Meat, Mercy, Morality

Meat, Mercy, Morality

PDF Meat, Mercy, Morality Download

  • Author: Samiparna Samanta
  • Publisher: Oxford University Press
  • ISBN: 0190993936
  • Category : History
  • Languages : en
  • Pages : 352

This book disentangles complex discourses around humanitarianism to understand the nature of British colonialism in India. It contends that the colonial project of animal protection in late nineteenth-century Bengal mirrored an irony. Emerging notions of public health and debates on cruelty against animals exposed the disjunction between the claims of a benevolent Empire and a powerful imperial reality where the state constantly sought to discipline its subjects-both human and nonhuman. Centered around stories of animals as diseased, eaten, and overworked, the book shows how such contests over appropriate measures for controlling animals became part of wider discussions surrounding environmental ethics, diet, sanitation, and the politics of race and class.

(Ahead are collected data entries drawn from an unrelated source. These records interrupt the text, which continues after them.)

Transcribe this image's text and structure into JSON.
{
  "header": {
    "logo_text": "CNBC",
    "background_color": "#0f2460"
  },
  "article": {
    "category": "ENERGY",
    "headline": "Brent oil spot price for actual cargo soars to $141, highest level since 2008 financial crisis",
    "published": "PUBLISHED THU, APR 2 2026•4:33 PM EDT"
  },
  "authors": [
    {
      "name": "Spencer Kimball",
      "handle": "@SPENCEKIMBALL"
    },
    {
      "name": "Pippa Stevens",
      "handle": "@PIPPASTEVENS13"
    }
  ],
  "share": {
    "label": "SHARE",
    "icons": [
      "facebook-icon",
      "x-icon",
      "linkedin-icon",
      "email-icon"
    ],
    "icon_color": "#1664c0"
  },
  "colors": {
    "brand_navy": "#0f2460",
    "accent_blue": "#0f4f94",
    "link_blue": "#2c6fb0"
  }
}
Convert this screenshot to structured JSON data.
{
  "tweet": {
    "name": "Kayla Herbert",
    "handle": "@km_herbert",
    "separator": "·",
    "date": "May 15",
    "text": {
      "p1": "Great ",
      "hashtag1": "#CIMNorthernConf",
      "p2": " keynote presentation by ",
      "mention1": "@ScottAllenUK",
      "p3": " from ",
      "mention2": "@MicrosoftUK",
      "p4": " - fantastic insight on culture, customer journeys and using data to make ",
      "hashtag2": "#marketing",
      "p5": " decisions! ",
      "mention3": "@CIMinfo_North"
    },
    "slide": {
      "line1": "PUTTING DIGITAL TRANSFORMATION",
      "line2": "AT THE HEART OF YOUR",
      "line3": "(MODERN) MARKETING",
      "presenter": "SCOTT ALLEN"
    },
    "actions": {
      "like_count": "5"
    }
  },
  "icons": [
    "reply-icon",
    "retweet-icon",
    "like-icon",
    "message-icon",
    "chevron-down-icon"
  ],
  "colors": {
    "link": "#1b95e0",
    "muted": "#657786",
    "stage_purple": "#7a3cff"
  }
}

The author combines history with archive, arguing that colonial humanitarianism was not only an idiom of rule, but was also translated into Bengali dietetics, anxieties, vegetarianism, and vigilantism, the effect of which can be seen in contemporary politics of animal slaughter in India


Alternatives to Laboratory Animals

Alternatives to Laboratory Animals

PDF Alternatives to Laboratory Animals Download

  • Author:
  • Publisher:
  • ISBN:
  • Category : Biological models
  • Languages : en
  • Pages : 468


The Archaeology of Africa

The Archaeology of Africa

PDF The Archaeology of Africa Download

  • Author: Bassey Andah
  • Publisher: Routledge
  • ISBN: 1134679491
  • Category : Social Science
  • Languages : en
  • Pages : 900

Africa has a vibrant past. It emerges from this book as the proud possessor of a vast and highly complicated interweaving of peoples and cultures, practising an enormous diversity of economic and social strategies in an 2xtraordinary range of environmental situations. At long last the archaeology of Africa has revealed enough of Africa's unwritten past to confound preconceptions about this continent and to upset the picture inferred from historic written records. Without an understanding of its past complexities, it is impossible to grasp Africa's present, let alone its future.